What do we mean when we say a boat's systems are "simple"?
There's a temptation, at times, to say that simplicity is about cutting back. About leaving out whole systems to save on installation and maintenance dollars. I don't think that's really what it's about.
What we're really looking for when we say "simple" is, more often than not, elegance. Maintainability. Reliability. The least complex, least costly way to fill a stated specification. The ability for the captain to understand, and repair, every system on the boat.
I recently designed an electrical system for a client who's hoping to live aboard full-time, hopping from country to country as the seasons dictate. As we discussed the boat's equipment list and the expected usage of each device, the daily demand inched up towards 6 kWh/day on passage, 2 to 4 kWh/day at anchor.

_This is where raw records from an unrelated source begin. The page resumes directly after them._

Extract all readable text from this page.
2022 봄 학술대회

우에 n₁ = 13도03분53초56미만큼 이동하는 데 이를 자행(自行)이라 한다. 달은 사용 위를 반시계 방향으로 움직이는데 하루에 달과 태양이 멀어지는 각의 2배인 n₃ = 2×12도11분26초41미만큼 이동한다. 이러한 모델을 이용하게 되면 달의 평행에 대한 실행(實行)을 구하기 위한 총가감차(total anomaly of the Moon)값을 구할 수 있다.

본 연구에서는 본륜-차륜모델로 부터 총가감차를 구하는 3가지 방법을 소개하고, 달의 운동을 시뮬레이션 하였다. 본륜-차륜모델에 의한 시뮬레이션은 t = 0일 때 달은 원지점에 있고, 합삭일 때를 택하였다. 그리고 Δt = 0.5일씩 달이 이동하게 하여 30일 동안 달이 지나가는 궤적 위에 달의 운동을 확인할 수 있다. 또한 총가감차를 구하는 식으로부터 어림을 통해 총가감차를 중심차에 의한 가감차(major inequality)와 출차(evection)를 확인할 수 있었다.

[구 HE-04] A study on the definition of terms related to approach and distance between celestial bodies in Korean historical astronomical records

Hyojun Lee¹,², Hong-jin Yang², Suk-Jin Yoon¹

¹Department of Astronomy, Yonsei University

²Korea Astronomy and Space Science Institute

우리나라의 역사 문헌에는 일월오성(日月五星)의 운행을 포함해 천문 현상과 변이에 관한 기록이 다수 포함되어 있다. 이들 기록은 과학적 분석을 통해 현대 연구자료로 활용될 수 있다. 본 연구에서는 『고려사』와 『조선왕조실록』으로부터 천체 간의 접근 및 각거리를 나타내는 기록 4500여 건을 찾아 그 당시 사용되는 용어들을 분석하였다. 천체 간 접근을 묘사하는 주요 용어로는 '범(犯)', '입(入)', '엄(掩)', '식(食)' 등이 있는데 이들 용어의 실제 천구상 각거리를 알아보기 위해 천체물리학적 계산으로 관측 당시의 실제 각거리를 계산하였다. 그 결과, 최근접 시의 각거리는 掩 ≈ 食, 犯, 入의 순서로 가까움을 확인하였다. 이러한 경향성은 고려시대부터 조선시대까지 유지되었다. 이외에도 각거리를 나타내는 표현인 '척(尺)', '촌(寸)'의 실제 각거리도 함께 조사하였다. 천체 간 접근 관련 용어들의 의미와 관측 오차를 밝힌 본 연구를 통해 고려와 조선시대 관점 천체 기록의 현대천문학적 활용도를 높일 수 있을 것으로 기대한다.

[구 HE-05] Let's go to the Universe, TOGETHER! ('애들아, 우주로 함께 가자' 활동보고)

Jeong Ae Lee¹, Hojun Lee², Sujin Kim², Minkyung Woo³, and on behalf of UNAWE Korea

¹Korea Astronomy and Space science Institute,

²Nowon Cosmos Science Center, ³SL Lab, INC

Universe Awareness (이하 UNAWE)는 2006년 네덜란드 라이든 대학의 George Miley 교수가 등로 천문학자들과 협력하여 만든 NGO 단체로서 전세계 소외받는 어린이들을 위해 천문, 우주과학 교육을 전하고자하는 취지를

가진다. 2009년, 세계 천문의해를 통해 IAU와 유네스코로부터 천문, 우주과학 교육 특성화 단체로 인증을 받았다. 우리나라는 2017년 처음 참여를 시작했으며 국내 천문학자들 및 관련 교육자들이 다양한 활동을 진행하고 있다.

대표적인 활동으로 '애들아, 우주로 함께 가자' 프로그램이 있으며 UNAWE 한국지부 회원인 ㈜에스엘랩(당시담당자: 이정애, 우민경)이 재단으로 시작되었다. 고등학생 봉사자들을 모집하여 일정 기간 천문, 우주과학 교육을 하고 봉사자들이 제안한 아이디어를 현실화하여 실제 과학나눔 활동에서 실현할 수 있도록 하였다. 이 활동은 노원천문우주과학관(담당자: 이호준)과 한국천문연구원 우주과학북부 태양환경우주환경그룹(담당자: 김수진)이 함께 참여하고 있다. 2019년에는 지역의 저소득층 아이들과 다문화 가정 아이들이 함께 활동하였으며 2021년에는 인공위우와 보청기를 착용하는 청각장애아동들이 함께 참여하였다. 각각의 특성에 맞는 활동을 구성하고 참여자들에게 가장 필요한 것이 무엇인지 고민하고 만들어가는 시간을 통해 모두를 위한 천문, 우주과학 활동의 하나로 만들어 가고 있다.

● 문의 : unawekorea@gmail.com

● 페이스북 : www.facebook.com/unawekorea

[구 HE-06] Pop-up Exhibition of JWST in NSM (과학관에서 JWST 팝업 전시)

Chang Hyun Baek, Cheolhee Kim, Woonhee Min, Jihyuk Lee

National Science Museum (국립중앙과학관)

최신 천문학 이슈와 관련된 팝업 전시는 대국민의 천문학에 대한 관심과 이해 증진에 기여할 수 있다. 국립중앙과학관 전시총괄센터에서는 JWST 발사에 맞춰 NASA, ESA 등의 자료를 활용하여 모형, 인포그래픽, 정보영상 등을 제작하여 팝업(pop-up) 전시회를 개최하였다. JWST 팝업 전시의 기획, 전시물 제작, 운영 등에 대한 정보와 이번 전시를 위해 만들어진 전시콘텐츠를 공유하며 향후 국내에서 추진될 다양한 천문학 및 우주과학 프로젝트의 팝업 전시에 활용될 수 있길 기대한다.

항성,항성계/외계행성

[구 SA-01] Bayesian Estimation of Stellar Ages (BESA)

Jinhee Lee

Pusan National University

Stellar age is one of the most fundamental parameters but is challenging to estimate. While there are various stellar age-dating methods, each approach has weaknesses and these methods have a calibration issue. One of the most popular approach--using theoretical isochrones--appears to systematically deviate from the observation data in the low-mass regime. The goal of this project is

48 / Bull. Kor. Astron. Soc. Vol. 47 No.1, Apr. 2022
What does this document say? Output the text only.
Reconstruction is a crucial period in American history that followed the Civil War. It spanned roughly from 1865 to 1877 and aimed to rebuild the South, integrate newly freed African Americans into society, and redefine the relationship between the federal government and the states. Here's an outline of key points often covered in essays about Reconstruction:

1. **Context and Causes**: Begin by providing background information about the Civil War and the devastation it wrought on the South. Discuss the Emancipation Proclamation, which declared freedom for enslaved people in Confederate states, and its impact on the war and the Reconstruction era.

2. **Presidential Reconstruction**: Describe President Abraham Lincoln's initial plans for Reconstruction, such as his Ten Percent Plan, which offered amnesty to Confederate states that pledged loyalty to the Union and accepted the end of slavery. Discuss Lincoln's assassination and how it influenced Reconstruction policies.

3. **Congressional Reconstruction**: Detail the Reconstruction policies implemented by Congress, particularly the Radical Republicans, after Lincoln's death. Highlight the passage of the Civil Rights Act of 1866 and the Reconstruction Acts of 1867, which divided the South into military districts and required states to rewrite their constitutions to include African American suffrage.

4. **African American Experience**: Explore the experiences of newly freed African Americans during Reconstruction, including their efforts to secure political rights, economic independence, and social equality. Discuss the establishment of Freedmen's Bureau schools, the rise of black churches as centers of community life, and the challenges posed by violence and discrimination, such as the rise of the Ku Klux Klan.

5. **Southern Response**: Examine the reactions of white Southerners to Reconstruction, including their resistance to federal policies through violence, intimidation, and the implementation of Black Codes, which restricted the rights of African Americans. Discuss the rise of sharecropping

The yacht's not exactly loaded down with luxuries, but she has everything you need to live aboard in the same standards of comfort we're used to at home in North America. Refrigerator, small TV, office with computer and peripherals, watermaker, running water, plenty of lights and fans. Plus the big boat-specific loads, things that make it viable for a small crew to handle a large yacht – radios, radar, instruments, oversized windlass, an autopilot strong enough to keep her on track right up to the point where you drop a drogue off the stern.
On a 12 volt bus, consumption would peak at close to 500 amp-hours a day; on this boat's 24 volt bus, peak demand comes close to 250 Ah/d. You're talking eight 8D batteries to provide that kind of juice, with 30-plus breakers on five panels – hardly "simple" in the reductionist sense.
And yet, I consider the resulting design to be straightforward, elegant, simple and maintainable. Why?
- Every circuit is easily traced. There are no weird ground loops, shared circuits, or other hard-to-maintain oddities. Anyone who knows how to use a multimeter can understand the system well enough to track down the location of almost any potential fault.
- No unnecessary computerization. The only microcontrollers in the system are the ones embedded in the battery monitor instrument and the charging regulators. There's no need to program or configure anything while installing or repairing the system.
- More, smaller panels are more practical than a single big panel. A typical yacht wiring system requires you to power down the whole boat to work on the main panel. Small sub-panels, each with their own main feed, allow you to keep the lights and pumps on in the rest of the boat while you work on one panel. By opening one switch, you can isolate the solar, wind and alternator regulators from the battery, allowing you to replace a damaged component without fear of shorts and sparks – and with the lights, fans and other systems still live, so you can see what you're doing and stay comfortable while you work.
- No AC shore power. The shore power connection is often a nightmare of corrosion, ground faults and frustrating "what the !@#$ is going on here" moments. A boat with a self-sufficient DC system can leave out shore power entirely – or, optionally, route it only to a completely isolated battery charger.
- Worry-free. There's enough battery capacity in this system to ride out four or five calm, cloudy days at anchor (no solar or wind charging) before you have to think about starting the engine for charging. That same reserve gives you confidence that your autopilot isn't going to drop dead for lack of juice when you're riding out nasty weather offshore. Knowing that you can fix almost anything in the electrical system yourself, without having to call in a technician, helps many skippers sleep well at night.
Some skippers will look at that and say "My gosh, that's far too much stuff. I don't need the office, the autopilot, the fridge." That's perfectly OK. The same design philosophies can be applied to a more rustic lifestyle.
Others will say "Where's the air conditioner? The stereo? The satellite reeceivers? The ice machine?" That's also OK. Your electrical schematic will span many more pages, but each individual circuit will still be simple and easily traceable. You'll have more solar panels, more batteries and a bigger alternator, but the principles of caring for them and troubleshooting them will be the same. You'll have a lot more wiring, and we'll be careful to separate it into logical, easy-to-follow bundles so you can tell what goes where.
Personally, I like designing, building and installing things, but I don't really like ripping them out for repair. I'd rather spend 20 hours at the drawing board and 200 hours installing things properly (with an eye to a 20-year operating life) than spend 100 hours to hack together something that's good enough for now but will need to be ripped out and replaced in 10 years.
Then again, I'm the kind of guy who gets frustrated when he discovers that there's no way to replace the onboard battery of a 9-year-old camera. Perhaps I'm a bit nostalgic for the days of over-engineered stuff that just wouldn't die, ever. Perhaps it's just the German ancestry in my family. Whatever the rationale, my design philosophy focuses heavily on simplifying things, looking for the clean and elegant solution, taking the time to get the design exactly right, and ensuring that it's maintainable for the long term.
So, when I say "simplicity" with regards to systems, now you have some idea what I mean.